Viola player Yeo Jan Wea, 47, who teaches the instrument at Anglo-Chinese School (Independent), says: "Ms Goh had very high expectations of us and expected us to come to rehearsals prepared." He was singled out in rehearsal once and asked to demonstrate that he knew his part.

"It was nerve-racking for sure," he recalls, but it resulted in lifelong bonds between him and other youth orchestra members – as well as Goh, who regularly hosts reunion gatherings for her former charges at her home.

By 1990, Goh felt schools were putting less emphasis on the youth orchestra and that its initial vision had been compromised. She says: "I was still getting the best and the brightest, but they weren't coming to rehearsals as seriously as they did in the beginning. I couldn't work in that environment."

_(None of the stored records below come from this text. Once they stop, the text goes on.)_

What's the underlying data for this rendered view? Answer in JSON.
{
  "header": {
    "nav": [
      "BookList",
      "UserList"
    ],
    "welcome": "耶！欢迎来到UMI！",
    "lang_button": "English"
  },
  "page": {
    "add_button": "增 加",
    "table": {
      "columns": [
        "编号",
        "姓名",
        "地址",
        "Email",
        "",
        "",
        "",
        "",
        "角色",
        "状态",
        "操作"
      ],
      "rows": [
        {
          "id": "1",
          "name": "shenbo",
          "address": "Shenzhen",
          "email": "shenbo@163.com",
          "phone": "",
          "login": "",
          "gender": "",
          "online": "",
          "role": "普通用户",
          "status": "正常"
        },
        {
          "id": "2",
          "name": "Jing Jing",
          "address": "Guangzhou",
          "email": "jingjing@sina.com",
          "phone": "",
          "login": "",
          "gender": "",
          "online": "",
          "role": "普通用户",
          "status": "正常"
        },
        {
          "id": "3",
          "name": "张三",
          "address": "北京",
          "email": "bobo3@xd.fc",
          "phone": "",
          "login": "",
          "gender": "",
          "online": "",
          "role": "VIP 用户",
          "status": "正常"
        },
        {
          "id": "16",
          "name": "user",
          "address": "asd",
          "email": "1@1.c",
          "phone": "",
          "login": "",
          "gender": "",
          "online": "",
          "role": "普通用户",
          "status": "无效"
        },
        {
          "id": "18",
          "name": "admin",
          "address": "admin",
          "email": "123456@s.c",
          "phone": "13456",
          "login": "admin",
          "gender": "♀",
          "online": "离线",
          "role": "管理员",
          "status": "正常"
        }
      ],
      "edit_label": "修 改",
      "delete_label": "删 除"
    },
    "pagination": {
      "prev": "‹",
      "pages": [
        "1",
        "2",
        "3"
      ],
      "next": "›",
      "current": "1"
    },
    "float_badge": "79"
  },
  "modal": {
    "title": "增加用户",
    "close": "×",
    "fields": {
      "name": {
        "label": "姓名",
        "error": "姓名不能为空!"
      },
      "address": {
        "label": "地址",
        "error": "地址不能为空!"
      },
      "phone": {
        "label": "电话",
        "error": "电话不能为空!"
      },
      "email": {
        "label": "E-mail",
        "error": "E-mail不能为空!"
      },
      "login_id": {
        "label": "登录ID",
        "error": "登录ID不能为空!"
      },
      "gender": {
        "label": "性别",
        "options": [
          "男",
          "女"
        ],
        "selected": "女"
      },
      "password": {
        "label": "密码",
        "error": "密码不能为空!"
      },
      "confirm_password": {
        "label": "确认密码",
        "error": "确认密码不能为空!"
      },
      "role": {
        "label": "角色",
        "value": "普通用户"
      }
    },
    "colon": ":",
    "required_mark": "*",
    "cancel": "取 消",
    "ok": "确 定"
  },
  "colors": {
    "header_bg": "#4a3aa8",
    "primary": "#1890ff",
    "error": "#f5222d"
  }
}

She resigned and started a violin group for children aged eight to 10 for about a decade. She kept it going through breast cancer in her 40s – cured after surgery – and also began volunteering with a breast cancer clinic at Changi General Hospital. She currently also helps out at the hospital's geriatric care centre, keeping older patients company.

Her days are full: She wakes up by 6am; enjoys long walks, especially in the Botanic Gardens; teaches students; and always makes time to attend concerts featuring family or former students.

She says she would like to retire, except students keep coming to her, though she wishes they would practise more before their lessons.

"Students don't practise, so I can get through very few things in one hour because they're not prepared. You should practise one or two hours a day if you're in a youth orchestra. If you want to be a professional musician, practise six hours a day."

She laughs, thinking of all the reluctant students she has seen, especially in the youth orchestra. "I like the story of the young guy who told me, 'My father had to drag me there, but later, he had to drag me away to study for my exams.'

"You're not so lonely in an orchestra, there's that social aspect. You socialise with people your age. You make music together, struggle together. You make this nice sound together and you are part of a whole."